Dichosa como una joven enamorada que acabase de seducir a su amado, Mariana hizo la reverencia y se dispuso a salir del cuarto. Pero Felipe volvió a llamarla:

—¡No! ¡Espera…! Que me lleven a la habitación de la Reina. Que me vistan allí. No quiero estar aquí hasta que el Padre Robinet lo santifique todo bien…

Mariana se preguntó si no habría exagerado un poco con lo de la visita del Demonio. Pero no podía permitir que el Rey se quedase quieto mientras el Archiduque siguiera avanzando por las tierras de España y ganando gentes para su causa. Luis le había dejado bien claro antes de partir de Versalles que, por mucho que fuera una mujer, la guerra también era cosa suya. Estaba decidida a no defraudarlo. Y, sobre todo, estaba decidida a demostrar al mundo que no era una de esas damiselas amedrentadas que, ante la simple idea de los muertos y los heridos y el sufrimiento de las viudas y los huérfanos y las madres privadas de sus hijos, claman al Cielo por la paz. No iba a vestirse de guerrero, como siglos atrás Juana de Arco, pero dirigiría la guerra desde lejos. Mataría a través de las armas de los hombres del Rey.
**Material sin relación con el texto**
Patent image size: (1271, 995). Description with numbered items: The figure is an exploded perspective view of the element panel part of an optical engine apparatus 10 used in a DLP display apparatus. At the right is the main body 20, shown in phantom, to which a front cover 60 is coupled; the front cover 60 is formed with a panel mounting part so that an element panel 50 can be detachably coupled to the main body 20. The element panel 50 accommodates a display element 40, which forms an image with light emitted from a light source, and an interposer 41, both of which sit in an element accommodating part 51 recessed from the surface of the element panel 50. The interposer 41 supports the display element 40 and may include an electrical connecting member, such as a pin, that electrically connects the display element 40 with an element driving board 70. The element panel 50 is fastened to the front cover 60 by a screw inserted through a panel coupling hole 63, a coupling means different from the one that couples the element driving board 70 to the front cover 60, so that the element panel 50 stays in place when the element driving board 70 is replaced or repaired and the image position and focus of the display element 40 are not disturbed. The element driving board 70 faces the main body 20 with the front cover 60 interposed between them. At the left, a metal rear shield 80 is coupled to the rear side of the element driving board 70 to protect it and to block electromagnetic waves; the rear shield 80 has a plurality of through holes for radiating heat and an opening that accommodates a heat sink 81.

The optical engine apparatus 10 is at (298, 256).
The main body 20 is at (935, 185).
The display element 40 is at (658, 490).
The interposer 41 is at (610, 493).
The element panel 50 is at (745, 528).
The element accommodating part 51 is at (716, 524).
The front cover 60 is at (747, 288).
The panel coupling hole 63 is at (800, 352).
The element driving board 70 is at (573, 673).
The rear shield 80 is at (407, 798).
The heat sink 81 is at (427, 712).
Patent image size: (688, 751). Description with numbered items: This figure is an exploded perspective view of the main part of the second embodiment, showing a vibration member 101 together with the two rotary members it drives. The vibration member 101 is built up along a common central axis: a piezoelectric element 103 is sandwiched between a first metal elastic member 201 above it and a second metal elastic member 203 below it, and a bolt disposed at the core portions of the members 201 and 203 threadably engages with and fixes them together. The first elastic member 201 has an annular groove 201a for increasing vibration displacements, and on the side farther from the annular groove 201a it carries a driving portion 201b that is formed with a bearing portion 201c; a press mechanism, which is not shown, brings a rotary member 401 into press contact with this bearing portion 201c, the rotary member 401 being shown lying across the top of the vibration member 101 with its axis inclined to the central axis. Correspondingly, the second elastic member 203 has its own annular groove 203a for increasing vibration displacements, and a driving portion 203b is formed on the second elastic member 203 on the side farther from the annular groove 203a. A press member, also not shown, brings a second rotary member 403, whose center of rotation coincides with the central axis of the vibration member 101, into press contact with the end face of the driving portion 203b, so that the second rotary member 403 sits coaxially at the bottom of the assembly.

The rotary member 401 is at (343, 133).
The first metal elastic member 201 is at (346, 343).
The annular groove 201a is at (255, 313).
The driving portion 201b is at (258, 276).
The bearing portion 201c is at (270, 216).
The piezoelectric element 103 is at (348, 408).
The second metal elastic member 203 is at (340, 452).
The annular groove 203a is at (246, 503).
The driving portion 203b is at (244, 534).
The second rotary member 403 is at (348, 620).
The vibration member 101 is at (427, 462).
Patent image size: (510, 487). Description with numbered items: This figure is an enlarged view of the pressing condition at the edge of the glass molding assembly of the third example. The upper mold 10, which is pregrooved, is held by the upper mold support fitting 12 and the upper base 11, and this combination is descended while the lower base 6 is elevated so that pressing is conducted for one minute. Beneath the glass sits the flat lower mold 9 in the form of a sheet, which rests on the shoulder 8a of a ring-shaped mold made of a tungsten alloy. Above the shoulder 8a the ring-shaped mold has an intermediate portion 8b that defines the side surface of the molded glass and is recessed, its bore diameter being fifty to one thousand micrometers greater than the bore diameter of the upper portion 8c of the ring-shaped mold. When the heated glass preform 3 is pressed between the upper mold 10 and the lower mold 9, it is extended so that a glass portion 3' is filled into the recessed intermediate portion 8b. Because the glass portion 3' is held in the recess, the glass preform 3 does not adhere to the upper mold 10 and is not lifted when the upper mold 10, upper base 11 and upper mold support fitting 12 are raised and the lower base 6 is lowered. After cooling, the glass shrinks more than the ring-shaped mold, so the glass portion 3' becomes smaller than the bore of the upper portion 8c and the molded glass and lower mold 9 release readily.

Estaba dispuesta a cargar sobre sus espaldas con esas muertes, si era preciso. Pero nadie volvería a echarla del Alcázar. Pensaba morirse allí, entre aquellas paredes tristes aunque resplandecientes de poder, y la llorarían desconsoladamente, y su recuerdo sería respetado y venerado como el de una Reina. Por los siglos de los siglos.